Journal: International Journal of Paediatric Dentistry
Volume (number): Volume 10
Month, Year: 2000
Major topic: Pulpal histology
Minor topic(s): Formocresol vs. Calcium Hydroxide pulpotomies
Type of Article: Research article
Purpose: This paper compares the histological, clinical, and radiographic features of primary molar teeth that showed evidence of clinical and/ or radiographic failure. Further histolgical findings were described in terms of reactionary dentin deposition and internal resorption of the dentin in these involved teeth..
Overview of method of research: The study evaluated 26 female and 26 male patients aged 3.3 to 12.5 years with primary molars requiring vital pulp therapy using either 20% Buckley’s formocresol for 5 minutes or Calcium hydroxide powder. Treated teeth were assessed clinically at 1 month, 6 months, and 12 months then annually thereafter for pain, defective restorations or signs of mobility. Radiographically these teeth were also evaluated for restoration failure, periapical pathology, and resorption. In cases of clinical or readiographic failure, the six teeth that exhibited failure were extracted and five were examined histologically because one tooth fractured during extraction.

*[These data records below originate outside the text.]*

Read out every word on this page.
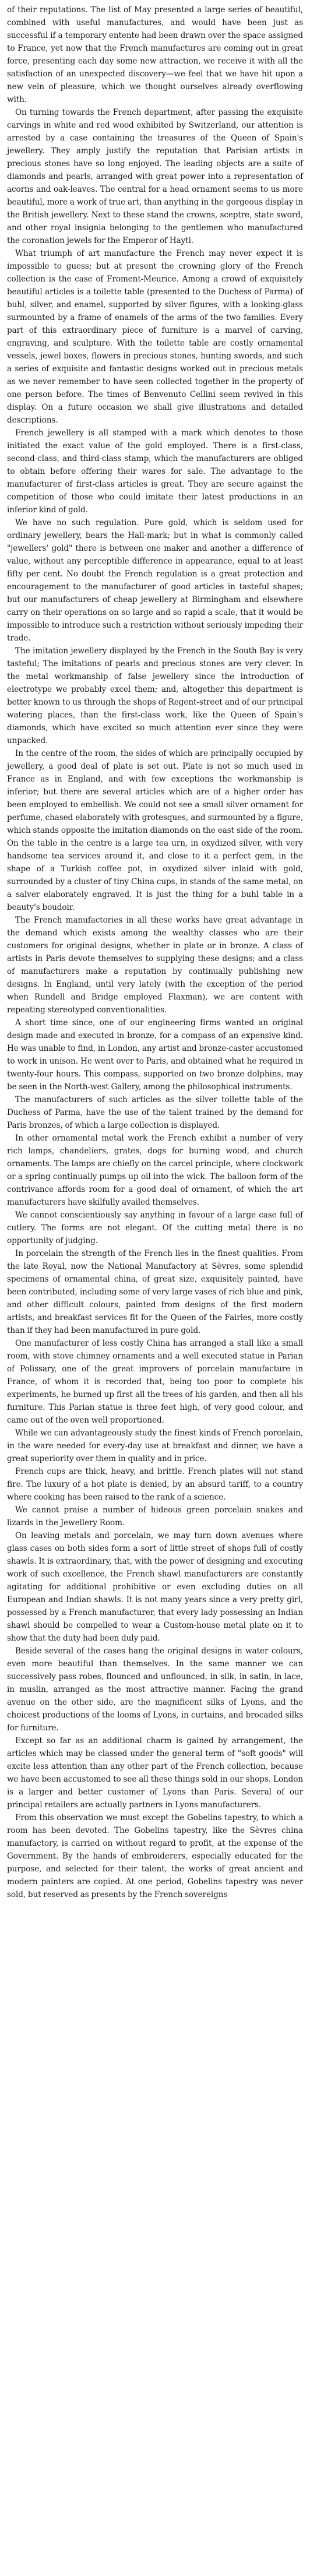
of their reputations. The list of May presented a large series of beautiful, combined with useful manufactures, and would have been just as successful if a temporary entente had been drawn over the space assigned to France, yet now that the French manufactures are coming out in great force, presenting each day some new attraction, we receive it with all the satisfaction of an unexpected discovery—we feel that we have hit upon a new vein of pleasure, which we thought ourselves already overflowing with.

On turning towards the French department, after passing the exquisite carvings in white and red wood exhibited by Switzerland, our attention is arrested by a case containing the treasures of the Queen of Spain's jewellery. They amply justify the reputation that Parisian artists in precious stones have so long enjoyed. The leading objects are a suite of diamonds and pearls, arranged with great power into a representation of acorns and oak-leaves. The central for a head ornament seems to us more beautiful, more a work of true art, than anything in the gorgeous display in the British jewellery. Next to these stand the crowns, sceptre, state sword, and other royal insignia belonging to the gentlemen who manufactured the coronation jewels for the Emperor of Hayti.

What triumph of art manufacture the French may never expect it is impossible to guess; but at present the crowning glory of the French collection is the case of Froment-Meurice. Among a crowd of exquisitely beautiful articles is a toilette table (presented to the Duchess of Parma) of buhl, silver, and enamel, supported by silver figures, with a looking-glass surmounted by a frame of enamels of the arms of the two families. Every part of this extraordinary piece of furniture is a marvel of carving, engraving, and sculpture. With the toilette table are costly ornamental vessels, jewel boxes, flowers in precious stones, hunting swords, and such a series of exquisite and fantastic designs worked out in precious metals as we never remember to have seen collected together in the property of one person before. The times of Benvenuto Cellini seem revived in this display. On a future occasion we shall give illustrations and detailed descriptions.

French jewellery is all stamped with a mark which denotes to those initiated the exact value of the gold employed. There is a first-class, second-class, and third-class stamp, which the manufacturers are obliged to obtain before offering their wares for sale. The advantage to the manufacturer of first-class articles is great. They are secure against the competition of those who could imitate their latest productions in an inferior kind of gold.

We have no such regulation. Pure gold, which is seldom used for ordinary jewellery, bears the Hall-mark; but in what is commonly called "jewellers' gold" there is between one maker and another a difference of value, without any perceptible difference in appearance, equal to at least fifty per cent. No doubt the French regulation is a great protection and encouragement to the manufacturer of good articles in tasteful shapes; but our manufacturers of cheap jewellery at Birmingham and elsewhere carry on their operations on so large and so rapid a scale, that it would be impossible to introduce such a restriction without seriously impeding their trade.

The imitation jewellery displayed by the French in the South Bay is very tasteful; The imitations of pearls and precious stones are very clever. In the metal workmanship of false jewellery since the introduction of electrotype we probably excel them; and, altogether this department is better known to us through the shops of Regent-street and of our principal watering places, than the first-class work, like the Queen of Spain's diamonds, which have excited so much attention ever since they were unpacked.

In the centre of the room, the sides of which are principally occupied by jewellery, a good deal of plate is set out. Plate is not so much used in France as in England, and with few exceptions the workmanship is inferior; but there are several articles which are of a higher order has been employed to embellish. We could not see a small silver ornament for perfume, chased elaborately with grotesques, and surmounted by a figure, which stands opposite the imitation diamonds on the east side of the room. On the table in the centre is a large tea urn, in oxydized silver, with very handsome tea services around it, and close to it a perfect gem, in the shape of a Turkish coffee pot, in oxydized silver inlaid with gold, surrounded by a cluster of tiny China cups, in stands of the same metal, on a salver elaborately engraved. It is just the thing for a buhl table in a beauty's boudoir.

The French manufactories in all these works have great advantage in the demand which exists among the wealthy classes who are their customers for original designs, whether in plate or in bronze. A class of artists in Paris devote themselves to supplying these designs; and a class of manufacturers make a reputation by continually publishing new designs. In England, until very lately (with the exception of the period when Rundell and Bridge employed Flaxman), we are content with repeating stereotyped conventionalities.

A short time since, one of our engineering firms wanted an original design made and executed in bronze, for a compass of an expensive kind. He was unable to find, in London, any artist and bronze-caster accustomed to work in unison. He went over to Paris, and obtained what he required in twenty-four hours. This compass, supported on two bronze dolphins, may be seen in the North-west Gallery, among the philosophical instruments.

The manufacturers of such articles as the silver toilette table of the Duchess of Parma, have the use of the talent trained by the demand for Paris bronzes, of which a large collection is displayed.

In other ornamental metal work the French exhibit a number of very rich lamps, chandeliers, grates, dogs for burning wood, and church ornaments. The lamps are chiefly on the carcel principle, where clockwork or a spring continually pumps up oil into the wick. The balloon form of the contrivance affords room for a good deal of ornament, of which the art manufacturers have skilfully availed themselves.

We cannot conscientiously say anything in favour of a large case full of cutlery. The forms are not elegant. Of the cutting metal there is no opportunity of judging.

In porcelain the strength of the French lies in the finest qualities. From the late Royal, now the National Manufactory at Sèvres, some splendid specimens of ornamental china, of great size, exquisitely painted, have been contributed, including some of very large vases of rich blue and pink, and other difficult colours, painted from designs of the first modern artists, and breakfast services fit for the Queen of the Fairies, more costly than if they had been manufactured in pure gold.

One manufacturer of less costly China has arranged a stall like a small room, with stove chimney ornaments and a well executed statue in Parian of Polissary, one of the great improvers of porcelain manufacture in France, of whom it is recorded that, being too poor to complete his experiments, he burned up first all the trees of his garden, and then all his furniture. This Parian statue is three feet high, of very good colour, and came out of the oven well proportioned.

While we can advantageously study the finest kinds of French porcelain, in the ware needed for every-day use at breakfast and dinner, we have a great superiority over them in quality and in price.

French cups are thick, heavy, and brittle. French plates will not stand fire. The luxury of a hot plate is denied, by an absurd tariff, to a country where cooking has been raised to the rank of a science.

We cannot praise a number of hideous green porcelain snakes and lizards in the Jewellery Room.

On leaving metals and porcelain, we may turn down avenues where glass cases on both sides form a sort of little street of shops full of costly shawls. It is extraordinary, that, with the power of designing and executing work of such excellence, the French shawl manufacturers are constantly agitating for additional prohibitive or even excluding duties on all European and Indian shawls. It is not many years since a very pretty girl, possessed by a French manufacturer, that every lady possessing an Indian shawl should be compelled to wear a Custom-house metal plate on it to show that the duty had been duly paid.

Beside several of the cases hang the original designs in water colours, even more beautiful than themselves. In the same manner we can successively pass robes, flounced and unflounced, in silk, in satin, in lace, in muslin, arranged as the most attractive manner. Facing the grand avenue on the other side, are the magnificent silks of Lyons, and the choicest productions of the looms of Lyons, in curtains, and brocaded silks for furniture.

Except so far as an additional charm is gained by arrangement, the articles which may be classed under the general term of "soft goods" will excite less attention than any other part of the French collection, because we have been accustomed to see all these things sold in our shops. London is a larger and better customer of Lyons than Paris. Several of our principal retailers are actually partners in Lyons manufacturers.

From this observation we must except the Gobelins tapestry, to which a room has been devoted. The Gobelins tapestry, like the Sèvres china manufactory, is carried on without regard to profit, at the expense of the Government. By the hands of embroiderers, especially educated for the purpose, and selected for their talent, the works of great ancient and modern painters are copied. At one period, Gobelins tapestry was never sold, but reserved as presents by the French sovereigns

Findings: Key points/Summary: Of the 5 teeth extracted, two teeth were from the formocresol group and three teeth were from the calcium hydroxide group. The formocresol specimens showed no dentin bridge formation but showed appositional dentin formation, whereas the other teeth showed dentin bridging in 4 of the 6 canals and the remaining two canals showed appositional dentin formation. Post extraction readiographs of the five teeth revealed pulpal obliteration in 4 of the 5 teeth.
Discussion: The extracted teeth demonstrated a consistent pattern of pulpal obliteration. Interestingly in the successful cases, calcific barriers and dentin bridging were evident in less than 25% of the cases. It was suggested that this may be related to the superimposition of healthy bone and soft tissue masking the bridging inside the pulp. Histologically, the failures may show more reactionary dentin formation as a result of an attempted repair process within pulp tissue. The author suggested that coronal leakage through a leaking restoration and penetration through a porous calcific barrier may cause a clinical failure. Also a tooth that is a poor candidate for a pulpotomy, i.e. an inflamed radicular pulp lacking proper hemorrhage control may lead to failure.

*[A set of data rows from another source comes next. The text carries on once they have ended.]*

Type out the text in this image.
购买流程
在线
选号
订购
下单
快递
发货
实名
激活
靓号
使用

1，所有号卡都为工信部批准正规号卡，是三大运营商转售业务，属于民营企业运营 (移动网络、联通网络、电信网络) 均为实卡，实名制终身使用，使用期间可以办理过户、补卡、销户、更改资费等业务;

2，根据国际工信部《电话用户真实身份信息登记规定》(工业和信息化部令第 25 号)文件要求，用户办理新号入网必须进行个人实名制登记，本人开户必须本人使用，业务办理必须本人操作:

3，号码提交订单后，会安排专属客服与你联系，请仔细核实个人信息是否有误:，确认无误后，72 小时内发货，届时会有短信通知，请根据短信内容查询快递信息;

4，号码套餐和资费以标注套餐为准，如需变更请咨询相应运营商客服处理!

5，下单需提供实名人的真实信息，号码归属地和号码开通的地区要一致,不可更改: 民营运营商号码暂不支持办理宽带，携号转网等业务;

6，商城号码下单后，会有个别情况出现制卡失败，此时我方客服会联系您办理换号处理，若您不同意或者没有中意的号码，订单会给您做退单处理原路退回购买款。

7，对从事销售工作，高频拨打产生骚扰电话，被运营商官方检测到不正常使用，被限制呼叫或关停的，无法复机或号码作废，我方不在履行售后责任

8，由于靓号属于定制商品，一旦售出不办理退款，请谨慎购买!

Recommendations/ Conclusions: The author makes the following recommendations based on the findings of this report: 1 Periodic radiographs are needed to monitor pulp healing after vital pulp therapy. 2. If hemorrhage persists after coronal amputation then a pulpotomy is a poor choice for treatment. And 3. A well sealed restoration is essential to prevent bacterial leakage.
Assessment of article: Interesting article with little scientific merit due to the small sample size. However, recommendations are useful.